Modifica regolamento condominiale: quanti millesimi servono?

Utente_Milano_8851 · 12 visualizzazioni

Quanti millesimi occorrono per modificare il regolamento condominiale in un condominio?

⚖️ Risposta dell'Avvocato AIAvvocatoFlash · basato su 50.000+ pratiche

Risposta diretta

Per modificare il regolamento condominiale assembleare occorre una delibera approvata dalla maggioranza degli intervenuti che rappresenti almeno 500 millesimi (metà del valore dell'edificio).

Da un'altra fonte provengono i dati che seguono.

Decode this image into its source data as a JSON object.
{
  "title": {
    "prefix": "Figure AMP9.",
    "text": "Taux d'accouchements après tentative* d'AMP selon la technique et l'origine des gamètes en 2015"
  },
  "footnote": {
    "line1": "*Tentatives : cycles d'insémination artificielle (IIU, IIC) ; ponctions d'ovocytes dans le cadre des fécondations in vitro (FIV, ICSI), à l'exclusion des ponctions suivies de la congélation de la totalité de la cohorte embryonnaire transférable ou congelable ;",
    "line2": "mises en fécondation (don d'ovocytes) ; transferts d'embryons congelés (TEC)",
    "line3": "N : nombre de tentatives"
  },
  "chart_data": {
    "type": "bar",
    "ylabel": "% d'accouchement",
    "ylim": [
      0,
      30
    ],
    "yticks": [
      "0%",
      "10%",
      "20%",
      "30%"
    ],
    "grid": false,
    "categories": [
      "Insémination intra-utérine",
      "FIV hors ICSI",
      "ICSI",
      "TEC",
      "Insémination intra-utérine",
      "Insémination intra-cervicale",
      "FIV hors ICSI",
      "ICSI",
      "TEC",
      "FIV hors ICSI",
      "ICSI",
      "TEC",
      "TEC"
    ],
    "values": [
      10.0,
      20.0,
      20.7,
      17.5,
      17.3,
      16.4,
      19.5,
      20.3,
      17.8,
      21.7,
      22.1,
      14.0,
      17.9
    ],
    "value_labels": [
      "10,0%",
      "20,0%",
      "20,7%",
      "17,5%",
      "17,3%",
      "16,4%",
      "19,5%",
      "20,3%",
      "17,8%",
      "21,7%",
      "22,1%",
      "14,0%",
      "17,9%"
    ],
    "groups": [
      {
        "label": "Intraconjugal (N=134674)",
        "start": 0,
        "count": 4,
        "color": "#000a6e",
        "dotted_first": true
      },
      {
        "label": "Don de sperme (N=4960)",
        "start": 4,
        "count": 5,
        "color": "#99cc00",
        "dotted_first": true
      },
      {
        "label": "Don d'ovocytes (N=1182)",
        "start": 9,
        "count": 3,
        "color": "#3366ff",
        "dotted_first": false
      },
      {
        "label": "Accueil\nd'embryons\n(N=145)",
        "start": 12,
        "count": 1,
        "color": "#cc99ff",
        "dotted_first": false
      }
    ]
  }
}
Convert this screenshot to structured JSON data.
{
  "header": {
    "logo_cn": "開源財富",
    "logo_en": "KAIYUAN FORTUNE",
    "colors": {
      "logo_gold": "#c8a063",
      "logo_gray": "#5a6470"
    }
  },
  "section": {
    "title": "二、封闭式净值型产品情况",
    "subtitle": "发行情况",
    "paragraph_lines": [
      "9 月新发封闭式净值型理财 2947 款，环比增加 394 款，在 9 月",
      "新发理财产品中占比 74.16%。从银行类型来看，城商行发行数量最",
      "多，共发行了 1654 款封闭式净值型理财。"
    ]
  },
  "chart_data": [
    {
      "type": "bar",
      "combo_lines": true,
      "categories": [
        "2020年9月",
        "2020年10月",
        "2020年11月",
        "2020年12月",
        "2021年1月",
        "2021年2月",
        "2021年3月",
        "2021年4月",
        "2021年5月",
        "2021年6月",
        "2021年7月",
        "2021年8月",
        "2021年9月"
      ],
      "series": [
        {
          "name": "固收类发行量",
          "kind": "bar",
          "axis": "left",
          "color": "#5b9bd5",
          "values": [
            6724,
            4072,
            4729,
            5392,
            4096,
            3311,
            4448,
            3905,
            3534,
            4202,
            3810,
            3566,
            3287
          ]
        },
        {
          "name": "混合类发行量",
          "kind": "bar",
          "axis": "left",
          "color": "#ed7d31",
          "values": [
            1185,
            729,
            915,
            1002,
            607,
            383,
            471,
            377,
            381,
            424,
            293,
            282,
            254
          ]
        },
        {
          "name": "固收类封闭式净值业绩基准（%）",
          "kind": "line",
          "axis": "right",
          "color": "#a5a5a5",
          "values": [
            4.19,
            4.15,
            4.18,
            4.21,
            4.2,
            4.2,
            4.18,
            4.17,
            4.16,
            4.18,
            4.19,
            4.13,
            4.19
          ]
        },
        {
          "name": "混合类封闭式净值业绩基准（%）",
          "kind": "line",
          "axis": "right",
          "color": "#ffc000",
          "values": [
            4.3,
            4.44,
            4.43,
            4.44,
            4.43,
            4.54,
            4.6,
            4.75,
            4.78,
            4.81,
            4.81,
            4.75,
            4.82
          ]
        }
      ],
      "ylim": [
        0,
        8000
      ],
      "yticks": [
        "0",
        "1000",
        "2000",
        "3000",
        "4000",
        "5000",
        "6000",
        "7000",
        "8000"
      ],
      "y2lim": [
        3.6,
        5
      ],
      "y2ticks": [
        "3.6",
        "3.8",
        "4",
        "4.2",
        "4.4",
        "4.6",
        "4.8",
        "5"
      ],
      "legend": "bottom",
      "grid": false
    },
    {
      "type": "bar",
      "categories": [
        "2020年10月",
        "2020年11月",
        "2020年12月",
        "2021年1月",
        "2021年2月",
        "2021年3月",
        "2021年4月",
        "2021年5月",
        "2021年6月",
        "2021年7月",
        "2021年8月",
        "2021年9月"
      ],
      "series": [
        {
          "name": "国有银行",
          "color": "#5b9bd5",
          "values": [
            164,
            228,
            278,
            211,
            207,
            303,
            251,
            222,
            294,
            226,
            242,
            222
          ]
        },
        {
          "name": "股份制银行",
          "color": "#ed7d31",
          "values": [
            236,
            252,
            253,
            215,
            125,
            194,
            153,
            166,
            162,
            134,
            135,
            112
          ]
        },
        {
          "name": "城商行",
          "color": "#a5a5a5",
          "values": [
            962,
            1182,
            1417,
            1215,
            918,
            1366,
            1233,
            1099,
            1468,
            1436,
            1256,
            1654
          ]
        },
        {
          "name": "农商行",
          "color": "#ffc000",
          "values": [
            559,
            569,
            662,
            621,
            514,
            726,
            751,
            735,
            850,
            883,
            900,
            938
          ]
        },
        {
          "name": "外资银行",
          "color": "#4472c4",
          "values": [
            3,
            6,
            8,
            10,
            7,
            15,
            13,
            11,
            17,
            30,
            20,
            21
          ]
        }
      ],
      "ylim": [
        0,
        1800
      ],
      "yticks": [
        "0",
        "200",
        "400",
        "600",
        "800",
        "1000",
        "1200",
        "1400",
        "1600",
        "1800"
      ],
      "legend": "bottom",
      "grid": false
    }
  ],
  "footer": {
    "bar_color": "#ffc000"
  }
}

Se il regolamento è di natura contrattuale, la modifica richiede invece il consenso unanime di tutti i condomini.

Quadro normativo

La disciplina si ricava da due articoli del Codice Civile

  • Art. 1138 c.c. — disciplina il regolamento di condominio, obbligatorio negli edifici con più di dieci condomini
  • Art. 1136, comma 2 c.c. — stabilisce che le deliberazioni richiedono un numero di voti che rappresenti la maggioranza degli intervenuti e almeno la metà del valore dell'edificio (500 millesimi)
La distinzione tra regolamento assembleare e contrattuale è fondamentale perché cambia completamente la soglia richiesta.

Come funziona in pratica

  • Regolamento assembleare — è approvato dall'assemblea dei condomini e può essere modificato con la stessa procedura: maggioranza degli intervenuti che rappresentino almeno 500 millesimi su 1000
  • Regolamento contrattuale — è quello allegato agli atti di acquisto o accettato da tutti i condomini al momento della stipula; contiene spesso limitazioni all'uso delle parti private o comuni, e può essere modificato solo con il consenso unanime di tutti i proprietari
  • Il quorum costitutivo dell'assemblea (per la validità della riunione) richiede, in prima convocazione, i due terzi dei millesimi; in seconda convocazione basta un terzo
  • Se la modifica non raggiunge il quorum in prima convocazione, si procede con la seconda, ma il quorum deliberativo di 500 millesimi rimane invariato

Cosa conviene fare

  • Verificare il tipo di regolamento — controlla l'atto di compravendita o chiedi all'amministratore se il regolamento è assembleare o contrattuale
  • Convocare l'assemblea correttamente — la convocazione deve avvenire con almeno 5 giorni di preavviso (art. 66 disp. att. c.c.) e indicare all'ordine del giorno la proposta di modifica
  • Raccogliere le deleghe — i condomini assenti possono delegare un rappresentante (con limiti per l'amministratore)
  • Verbalizzare la delibera — il verbale deve riportare i millesimi di ogni votante e il totale favorevole, a prova del raggiungimento del quorum
  • Consultare un avvocato — se il regolamento contiene clausole di natura contrattuale ma non è chiaro il titolo, è opportuno un parere legale prima di procedere

Questa risposta è generata da intelligenza artificiale e ha scopo puramente informativo. Non costituisce consulenza legale professionale.